Fig. 6.. T_RM-EHs synergized with PD-1 blockade therapy in a mouse melanoma model.

(A) Schematic of the experimental design. Mice were subcutaneously injected with B16-OVA tumor cells. OT-I T_RM-EHs were subcutaneously injected 5 days after tumor cell injection. The T_RM-EHs were injected on the same flank as the tumor, followed by three anti–PD-1 injections on days 5, 8, and 12. (B) B16-OVA tumor growth curve with means ± SEM. n = 5. Two-way ANOVA with Tukey’s multiple comparisons test. ***P < 0.001. (C) Mouse survival curve. n = 5. Log-rank test. *P < 0.05 and **P < 0.01. ip, intraperitoneal.
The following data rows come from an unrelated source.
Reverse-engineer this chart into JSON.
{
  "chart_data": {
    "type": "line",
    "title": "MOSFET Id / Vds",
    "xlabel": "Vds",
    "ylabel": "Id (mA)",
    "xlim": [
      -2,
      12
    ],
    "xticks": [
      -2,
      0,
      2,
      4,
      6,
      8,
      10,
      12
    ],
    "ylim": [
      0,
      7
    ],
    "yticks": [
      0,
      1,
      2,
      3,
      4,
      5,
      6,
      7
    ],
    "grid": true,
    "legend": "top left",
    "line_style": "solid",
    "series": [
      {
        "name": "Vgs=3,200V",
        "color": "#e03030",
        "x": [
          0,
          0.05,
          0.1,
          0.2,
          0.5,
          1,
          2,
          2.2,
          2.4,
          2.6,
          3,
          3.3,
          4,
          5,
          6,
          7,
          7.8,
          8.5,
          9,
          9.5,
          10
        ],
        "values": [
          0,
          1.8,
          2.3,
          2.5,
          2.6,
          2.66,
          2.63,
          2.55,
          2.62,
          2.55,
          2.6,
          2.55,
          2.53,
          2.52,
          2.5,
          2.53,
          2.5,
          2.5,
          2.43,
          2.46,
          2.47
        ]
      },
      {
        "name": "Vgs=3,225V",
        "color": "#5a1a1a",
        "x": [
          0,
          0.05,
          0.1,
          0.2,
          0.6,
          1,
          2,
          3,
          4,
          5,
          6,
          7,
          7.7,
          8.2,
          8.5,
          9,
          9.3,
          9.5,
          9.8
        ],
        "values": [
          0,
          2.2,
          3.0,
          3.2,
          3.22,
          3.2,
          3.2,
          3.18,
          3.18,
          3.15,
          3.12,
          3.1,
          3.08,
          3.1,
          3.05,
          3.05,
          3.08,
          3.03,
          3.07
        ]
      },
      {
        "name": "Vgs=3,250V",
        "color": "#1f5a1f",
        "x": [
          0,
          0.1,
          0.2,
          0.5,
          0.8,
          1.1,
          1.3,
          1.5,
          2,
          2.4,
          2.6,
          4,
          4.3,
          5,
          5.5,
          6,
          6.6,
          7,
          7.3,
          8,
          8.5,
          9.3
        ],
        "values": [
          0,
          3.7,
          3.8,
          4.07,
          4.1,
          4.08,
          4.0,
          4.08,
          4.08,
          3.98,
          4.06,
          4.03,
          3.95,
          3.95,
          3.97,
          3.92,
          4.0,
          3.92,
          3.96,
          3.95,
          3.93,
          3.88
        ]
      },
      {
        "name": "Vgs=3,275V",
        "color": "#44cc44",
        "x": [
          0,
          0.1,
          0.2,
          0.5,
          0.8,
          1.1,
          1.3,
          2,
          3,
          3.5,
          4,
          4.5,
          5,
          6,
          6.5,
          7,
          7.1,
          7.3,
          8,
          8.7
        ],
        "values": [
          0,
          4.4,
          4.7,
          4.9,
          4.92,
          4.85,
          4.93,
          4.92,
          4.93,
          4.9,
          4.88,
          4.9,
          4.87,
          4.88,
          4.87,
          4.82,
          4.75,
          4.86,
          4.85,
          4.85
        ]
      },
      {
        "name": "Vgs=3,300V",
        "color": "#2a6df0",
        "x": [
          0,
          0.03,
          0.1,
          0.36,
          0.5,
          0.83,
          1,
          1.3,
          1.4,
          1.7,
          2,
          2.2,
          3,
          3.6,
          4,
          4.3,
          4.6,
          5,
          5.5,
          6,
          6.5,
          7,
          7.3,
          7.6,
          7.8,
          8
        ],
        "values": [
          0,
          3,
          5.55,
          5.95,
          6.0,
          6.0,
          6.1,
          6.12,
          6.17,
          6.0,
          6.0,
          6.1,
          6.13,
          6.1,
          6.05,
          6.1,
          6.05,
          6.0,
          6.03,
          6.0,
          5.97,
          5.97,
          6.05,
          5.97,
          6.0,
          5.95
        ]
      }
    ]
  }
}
Fig. 7.. Nano-aAPCs induce functional antigen-specific human CD8⁺ T cells with T_RM-like phenotype.

(A) Cell number of MART-1⁺ CD8⁺ T cells expanded by nano-aAPCs in the presence of various cytokine mixes on days 0, 7, and 14. Each bar represents means ± SEM. n = 3 donors. (B) Fold expansion of MART-1⁺ CD8⁺ T cells expanded by nano-aAPCs in the presence of various cytokine mixes over 14 days. Each bar represents means ± SEM. n = 3 donors. (C) Tetramer staining of MART-1⁺ CD8⁺ T cells expanded by nano-aAPCs in the presence of various cytokine mixes on day 14 from three healthy donors. (D) Granzyme B expression of MART-1⁺ CD8⁺ T cells on day 14. Mean fluorescence intensity of (E) CD69 expression, (F) CD103 expression, and (G) CD62L expression of MART-1⁺ CD8⁺ T cells on day 14. Each bar represents means ± SEM. n = 3 donors. One-way ANOVA with Tukey’s multiple comparisons test. *P < 0.05 and ***P < 0.001.